The company also tracks the frequency that its product design team engages customers in feedback meetings, via usability tests, interviews, and other communications.
“We make sure that our product design team is getting feedback from customers at least twice per week,” said Nate. “It’s one of the top metrics we look at in our weekly executive team meeting. Our product will never stop evolving, and continually getting customer input makes sure we evolve it in the right way.”
In order to keep these lessons fresh, SchoolAdmin has also created several personas, representing various types of school administrators that use their system. When designing new features, the product development team is required to ask themselves how the additions would help or hinder each persona type.

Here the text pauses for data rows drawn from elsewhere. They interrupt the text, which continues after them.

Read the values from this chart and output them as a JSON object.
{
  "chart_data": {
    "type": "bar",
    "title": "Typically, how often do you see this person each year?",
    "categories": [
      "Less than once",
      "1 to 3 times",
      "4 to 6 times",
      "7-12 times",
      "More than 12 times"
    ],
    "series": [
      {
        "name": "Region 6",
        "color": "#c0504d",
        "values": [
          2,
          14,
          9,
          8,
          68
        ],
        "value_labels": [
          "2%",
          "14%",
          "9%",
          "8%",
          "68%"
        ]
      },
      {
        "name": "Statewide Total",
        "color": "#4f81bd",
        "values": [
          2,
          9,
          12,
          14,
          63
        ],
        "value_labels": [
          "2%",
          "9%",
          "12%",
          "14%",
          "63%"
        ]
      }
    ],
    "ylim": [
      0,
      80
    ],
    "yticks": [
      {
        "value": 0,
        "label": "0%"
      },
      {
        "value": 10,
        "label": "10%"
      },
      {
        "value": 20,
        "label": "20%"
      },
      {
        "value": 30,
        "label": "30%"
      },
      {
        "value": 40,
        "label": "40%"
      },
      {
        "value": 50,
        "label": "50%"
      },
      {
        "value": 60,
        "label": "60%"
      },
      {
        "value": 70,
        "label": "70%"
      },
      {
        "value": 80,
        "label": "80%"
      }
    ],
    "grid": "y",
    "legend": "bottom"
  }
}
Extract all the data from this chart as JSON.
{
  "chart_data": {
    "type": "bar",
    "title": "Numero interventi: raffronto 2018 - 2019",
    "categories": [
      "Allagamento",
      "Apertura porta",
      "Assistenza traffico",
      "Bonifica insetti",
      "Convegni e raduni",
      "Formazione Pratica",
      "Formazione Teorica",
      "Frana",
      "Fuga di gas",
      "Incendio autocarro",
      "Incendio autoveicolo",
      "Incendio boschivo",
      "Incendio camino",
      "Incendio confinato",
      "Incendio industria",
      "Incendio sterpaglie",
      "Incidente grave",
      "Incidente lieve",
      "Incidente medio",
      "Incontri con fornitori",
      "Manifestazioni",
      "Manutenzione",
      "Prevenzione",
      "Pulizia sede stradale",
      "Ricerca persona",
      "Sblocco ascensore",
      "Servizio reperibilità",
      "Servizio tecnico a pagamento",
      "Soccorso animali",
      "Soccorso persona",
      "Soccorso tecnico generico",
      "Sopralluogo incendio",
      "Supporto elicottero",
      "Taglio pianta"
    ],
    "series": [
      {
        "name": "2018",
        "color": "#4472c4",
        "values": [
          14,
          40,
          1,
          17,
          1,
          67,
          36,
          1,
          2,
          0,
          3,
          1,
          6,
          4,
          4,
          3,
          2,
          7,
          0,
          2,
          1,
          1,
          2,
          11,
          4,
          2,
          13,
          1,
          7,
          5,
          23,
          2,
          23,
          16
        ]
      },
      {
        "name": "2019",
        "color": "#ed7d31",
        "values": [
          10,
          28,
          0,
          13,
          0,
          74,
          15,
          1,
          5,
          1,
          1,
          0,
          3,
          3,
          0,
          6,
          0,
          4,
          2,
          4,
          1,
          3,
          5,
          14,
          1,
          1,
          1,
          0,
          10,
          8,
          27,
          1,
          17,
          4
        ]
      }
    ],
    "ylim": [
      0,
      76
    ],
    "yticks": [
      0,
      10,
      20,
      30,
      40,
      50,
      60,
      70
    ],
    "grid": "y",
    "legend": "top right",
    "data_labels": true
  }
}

“The personas are a constant reminder of who our users are—how they think about technology, how they communicate, and what they care about. This helps us to always think about the person who will be sitting in front of the keyboard or tablet. That way we build for them, not us,” explained Nate.
“We’ve also built a workflow and wiki system whose sole purpose is to track our customer interviews and manage all of the great quotes, anecdotes, and success stories we get from schools. We share what we learn with schools via blog posts and talks, and use them internally to help our team stay connected with our customers.”
“I want everyone who works here, whether they’re in development, support or sales, to fully understand our customers. The moment we stop seeing the world through an admissions director’s eyes is the moment we lose the ability to serve them like we should.”
Lessons Learned
Nate credits Acton and its Customers class with showing him the incredible value of three key strategies. Taking long walks in his customers’ shoes, preselling the product to demonstrate demand, and integrating customer engagement into the company’s operating system have all been direct applications of lessons he learned in the Acton classroom.
“At Acton we were constantly challenged to get inside the mind of our customers. If you can do this, not only will you build the right product, but you’ll sell it well and be able to give your customers the support they need. We’ve applied this throughout our company, from using personas in product design to sharing customer stories in our weekly all-hands meeting. That way we never stop learning about our customers and what they need.
“One thing we were trained on at Acton is to figure out what your key success factors are–those things you need to do better than anyone else—and build your company around them. The single most important thing for us is that our customers have an outstanding experience with SchoolAdmin . . . So, we’ve built our company operations around that. Everything we do—what metrics we look at, what meetings we have, and what successes we celebrate as a team—is done with that in mind.”